Syria continues to bleed as US, Russia bicker on peace deal

Both US and Russia have failed in separating the moderates from the terrorists and the country is now divided in multiple parts.

Written by Kanishka Singh | Published: October 10, 2016 8:03:04 pm
Russia, US, Syria, Syria war, Syria civil war, Civil war Syria,  Russia US, US Russia ceasefire, Russia news, US news, Syria news, Vladimir Putin, Narack Obama, Aleppo, World news A boy walks past damaged buildings in the northern Syrian rebel-held town of al-Waqf, in Aleppo Governorate, Syria, October 9, 2016. (Source: Reuters)

The five-and-a-half year old civil war in Syria does not appear to die down anytime soon. Repeated airstrikes across its biggest cities like Aleppo have left the country in chaos after continuous failures of peace agreements between the US and Russia. Such is the situation that the ceasefire talks have also been suspended and nerves are as tense as the end of the last cold war between the countries.

The civil war has pushed Syria to the edge and each day a huge number of people are suffering injuries and death due to indiscriminate bombing and killings. What started out as an intervention to ‘stabilise the region’ and restore peace has now turned to an almost collective punishment exercise where civilians are being brutally killed and with no clear picture whether the ceasefire between US and Russia will be agreed upon again.

Several landmark agreements signed between the two countries have been pulled down in past days, like the one Russian president Vladimir Putin scrapped by signing a decree that governed disposal of weapons grade plutonium.

Russians have repeatedly alleged that the US has failed to tackle the extremist terrorists groups like ISIS and Jabhat Fateh al-Sham while offering open support to rebels. Both the countries have failed in separating the moderates from the terrorists and the country is now divided in multiple parts. The territory is now held by the Assad regime, ISIS, rebel groups, Kurdish forces, Jabhat Fateh al-Sham and other contested areas.

Bunker buster bombs have blown the town centres to smithereens and hundreds of thousands of people now lay under siege in Aleppo at the hands of Russian forces. Some documents have surfaced in the past that have claimed the hand of western powers in destabilising Syria and engineering unrest to trigger a change in regime. However, it is subject to speculation and scrutiny.

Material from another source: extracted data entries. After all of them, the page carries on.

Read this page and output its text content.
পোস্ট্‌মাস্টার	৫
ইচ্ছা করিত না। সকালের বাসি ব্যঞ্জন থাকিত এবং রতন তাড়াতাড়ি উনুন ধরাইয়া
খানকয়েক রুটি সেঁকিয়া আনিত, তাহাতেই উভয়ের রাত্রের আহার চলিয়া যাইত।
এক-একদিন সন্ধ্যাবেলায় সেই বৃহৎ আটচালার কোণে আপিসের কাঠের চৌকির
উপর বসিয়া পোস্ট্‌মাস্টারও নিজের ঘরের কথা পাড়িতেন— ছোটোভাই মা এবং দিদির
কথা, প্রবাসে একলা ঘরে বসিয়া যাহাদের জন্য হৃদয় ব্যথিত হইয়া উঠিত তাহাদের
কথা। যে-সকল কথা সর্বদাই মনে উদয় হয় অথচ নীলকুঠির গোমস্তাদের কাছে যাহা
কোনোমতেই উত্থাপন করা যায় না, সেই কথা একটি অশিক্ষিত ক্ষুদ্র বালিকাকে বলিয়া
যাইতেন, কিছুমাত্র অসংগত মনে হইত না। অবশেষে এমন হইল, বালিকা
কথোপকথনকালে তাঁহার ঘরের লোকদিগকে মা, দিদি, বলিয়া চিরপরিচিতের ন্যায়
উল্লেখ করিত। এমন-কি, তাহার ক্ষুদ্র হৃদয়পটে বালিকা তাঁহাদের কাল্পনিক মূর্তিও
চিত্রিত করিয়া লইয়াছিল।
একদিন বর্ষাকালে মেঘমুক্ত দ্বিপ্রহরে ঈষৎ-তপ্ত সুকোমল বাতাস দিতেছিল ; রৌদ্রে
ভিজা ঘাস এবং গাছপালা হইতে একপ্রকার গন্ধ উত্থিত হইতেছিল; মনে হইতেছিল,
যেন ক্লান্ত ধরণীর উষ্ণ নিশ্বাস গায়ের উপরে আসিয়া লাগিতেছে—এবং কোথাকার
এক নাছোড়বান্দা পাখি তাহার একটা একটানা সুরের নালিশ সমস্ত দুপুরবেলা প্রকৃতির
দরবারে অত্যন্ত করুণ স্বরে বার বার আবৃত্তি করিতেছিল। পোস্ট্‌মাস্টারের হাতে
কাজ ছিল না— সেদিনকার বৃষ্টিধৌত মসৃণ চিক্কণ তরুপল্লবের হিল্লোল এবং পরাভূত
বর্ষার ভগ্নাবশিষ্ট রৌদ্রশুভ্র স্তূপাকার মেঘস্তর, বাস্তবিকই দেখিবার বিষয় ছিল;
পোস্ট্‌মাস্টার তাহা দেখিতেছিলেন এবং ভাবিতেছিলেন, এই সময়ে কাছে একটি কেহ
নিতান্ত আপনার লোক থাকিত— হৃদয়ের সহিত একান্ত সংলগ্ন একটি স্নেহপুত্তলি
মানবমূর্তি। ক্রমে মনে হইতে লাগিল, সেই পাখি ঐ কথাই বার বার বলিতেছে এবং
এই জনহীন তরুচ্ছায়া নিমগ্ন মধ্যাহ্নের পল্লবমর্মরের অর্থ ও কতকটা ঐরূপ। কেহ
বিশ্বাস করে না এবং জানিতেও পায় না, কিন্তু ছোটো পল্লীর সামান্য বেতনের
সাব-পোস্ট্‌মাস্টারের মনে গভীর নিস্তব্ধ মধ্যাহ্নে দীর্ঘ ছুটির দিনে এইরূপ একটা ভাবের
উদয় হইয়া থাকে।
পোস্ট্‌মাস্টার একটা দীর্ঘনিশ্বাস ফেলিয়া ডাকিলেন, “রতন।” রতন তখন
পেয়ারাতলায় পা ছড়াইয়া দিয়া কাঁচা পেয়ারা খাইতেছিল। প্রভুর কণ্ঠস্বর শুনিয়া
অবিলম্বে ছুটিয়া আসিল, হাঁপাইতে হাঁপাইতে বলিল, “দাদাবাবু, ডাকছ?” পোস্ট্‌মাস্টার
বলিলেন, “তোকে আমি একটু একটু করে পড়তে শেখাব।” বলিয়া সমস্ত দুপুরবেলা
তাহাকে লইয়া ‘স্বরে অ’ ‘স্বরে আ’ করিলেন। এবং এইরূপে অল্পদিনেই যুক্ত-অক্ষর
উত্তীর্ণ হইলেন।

There will be grave repercussions should Assad’s regime fall and thus Russia is willing to go all out to helping Assad gain control of his country from rebels even at the cost of the lives of citizens.The immediate fallout of Assad’s removal will give the US a chance to exercise authority over the country and expand its influence in the Middle East. As for Russia, it needs to stop that from happening as Russia will ultimately end up losing Tartus-its strategically crucial naval base coupled by loss of Iran’s access to Hezbollah.

The US interest in Syria is not related to oil since Syria is not a major producer. Its interests are more focused on contemporary geopolitical scenario and developments that have a bearing on regional US interests. US will be comfortable with a more acquiescent president at the helm in Aleppo and the Saudi’s would obviously want a Sunni leading the country. Escalation of conflict between the government and rebels would have laid ground for an eventual regime change. Russia has however played spoilsport.

Assad has been seen as a person who is moderate, forward thinking but a complicated leader. He has bombed his own people and ordered action on many that extended to torture or mass murders. Till some time before the civil war, he endorsed Hamas as well. He has allied with Tehran and Hezbollah and has hence earned the scorn of the US and Israel. Obama believed that Assad was a person the US could do business with and he reached out with renewed diplomatic relations as part of his outreach program for the Muslim world.

As the war broke out, Obama was caught off guard and was unable to deal with the problem effectively. Syrian conflict was left for the clean up with no clear strategy. The US denied arming moderate factions that were fighting against the regime. This was key in paving the way for the Islamists who by now are the only formidable force standing against the regime apart from the Kurds. In all fairness, the Syria debacle will widely be seen as the Obama-Putin legacy for years to come.